Of course, most companies don't want their employees to be miserable. Happy employees mean happy profits. But a big part of the mental state of the workforce is the mental state of the worker. As already stated, everyone has their own personality. People with quitter attitudes can hold back the whole company.

And now, a personal anecdote.

At one of my jobs (I won't say which one) we had an employee who's personality was just awful. Our dress code required a shirt and tie and to look professional, which didn't fit with the values of this person because he felt that he was too much of an individual to wear a tie, provide even baseline customer service, or contribute to the well-being of the company. He lacked "Organizational Identification," defined in the luminous tale of loss and redemption, Organizational Behavior, as when the values of the company start to become a part of your own value system. The story ends where this guy started showing up to work wearing inappropriate clothes and snorting Oxycontin off of his desk. Yes, I'm absolutely serious.

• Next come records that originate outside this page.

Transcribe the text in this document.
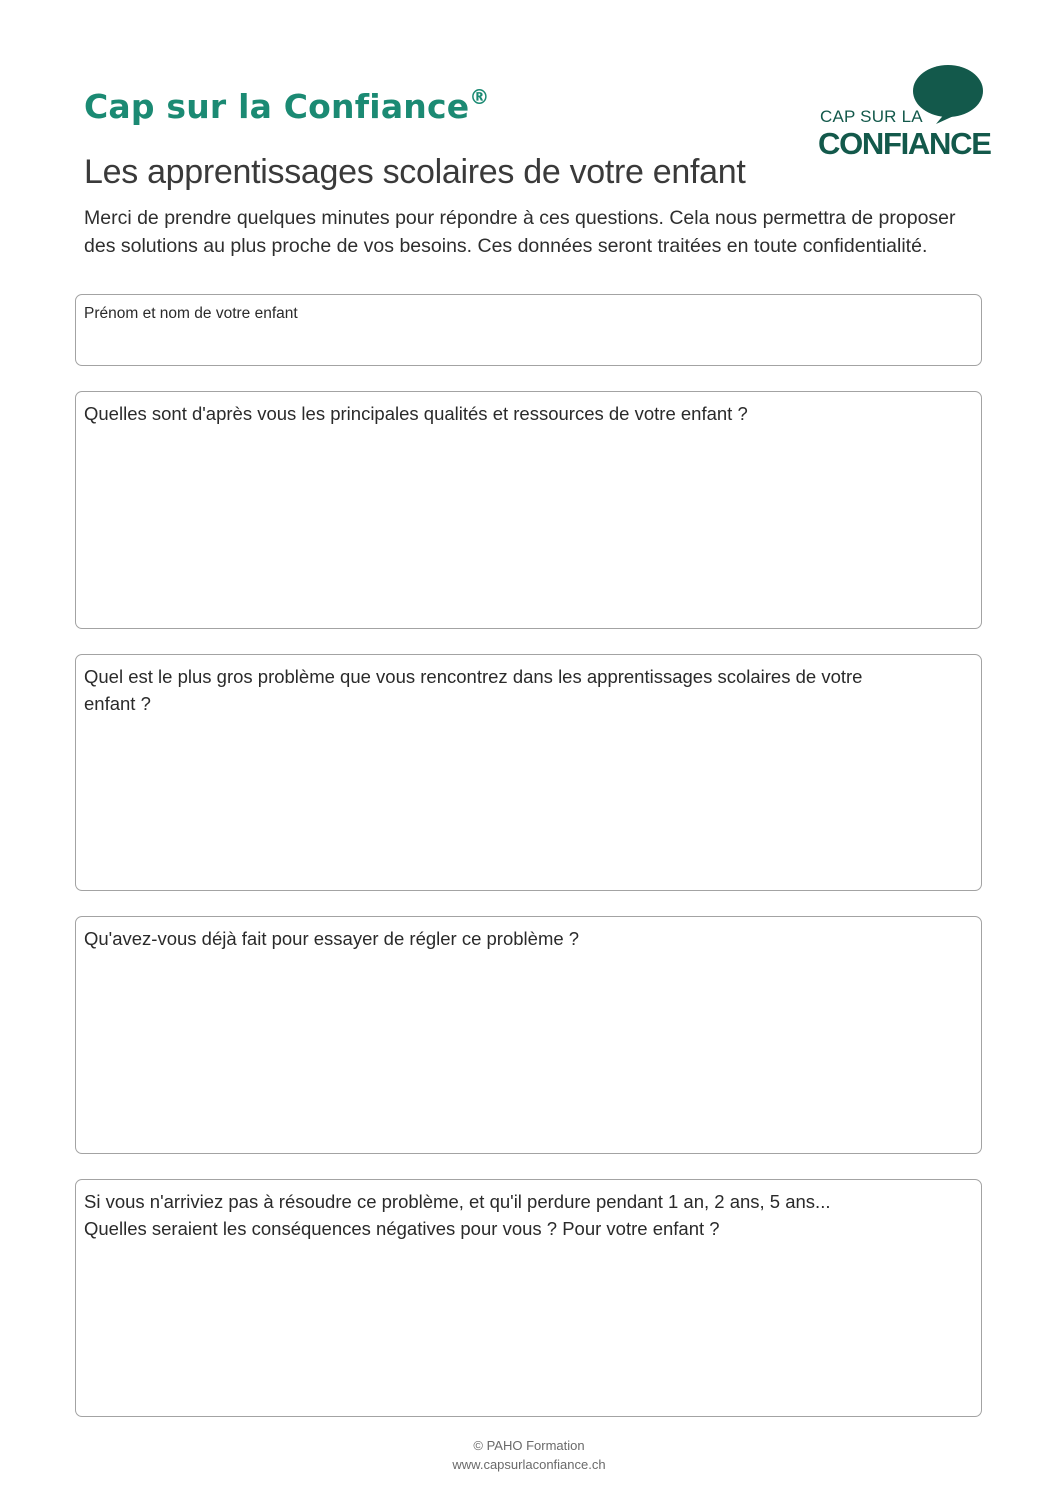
Cap sur la Confiance®
CAP SUR LA
CONFIANCE
Les apprentissages scolaires de votre enfant

Merci de prendre quelques minutes pour répondre à ces questions. Cela nous permettra de proposer
des solutions au plus proche de vos besoins. Ces données seront traitées en toute confidentialité.

Prénom et nom de votre enfant
Quelles sont d'après vous les principales qualités et ressources de votre enfant ?
Quel est le plus gros problème que vous rencontrez dans les apprentissages scolaires de votre
enfant ?
Qu'avez-vous déjà fait pour essayer de régler ce problème ?
Si vous n'arriviez pas à résoudre ce problème, et qu'il perdure pendant 1 an, 2 ans, 5 ans...
Quelles seraient les conséquences négatives pour vous ? Pour votre enfant ?
© PAHO Formation
www.capsurlaconfiance.ch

Needless to say, the deadbeat was fired. During the latter part of his employment, productivity had gone down because everyone was worried he'd snap and start tearing up the place looking for pharmaceuticals to ram up his nostrils. Here we had a perfect example of how the personality (or actions) of one worker can affect much more than just his own performance. Everyone can benefit from a great employee, but by the same token they can all suffer at the hands of a bad one. As soon as he left, the relief in the air was palpable, and productivity noticeably increased. This example is extreme, but it speaks volumes as to how the personality and behavior of one person can spread out and affect how other people in the organization focus on their work, or in this case, trying to avoid one potentially dangerous co-worker.

So, remember. If you're going to be part of a team (which is what working in an office entails), then it's important that your attitude and personality be consistent with the requirements for success in that organization. Different places have different values, and just about anyone out there can find a good fit for their own unique personality and goals. High self-esteem, a good attitude, and organizational identification will not only help you go further in your chosen job, but you'll probably have a better outlook on life, which will likely result in better overall health.


  1. Wow. I thourghly enjoyed reading your post. It is so true. It is hard to look at yourself and view your personality from another person's perspective and this can get in the way of 'positive' change or 'fitting in' with a team. It is important to be able to work with others, however it is also important to not come off as 'fake'. The book only talks about how employees need to learn to compromise and change, however people need to consider some things when they are looking for employment: 1. Will I be inspired by this job. 2. Will I feel comfortable in this workplace? If the answer for either of these is No, then no matter how much one gets paid, one looses in the end because their optimum performance level will be hindered or their job will cease to have meaning and purpose. In which case, they will not strive to improve and there will be a lack of motivation, which will also hurt the company.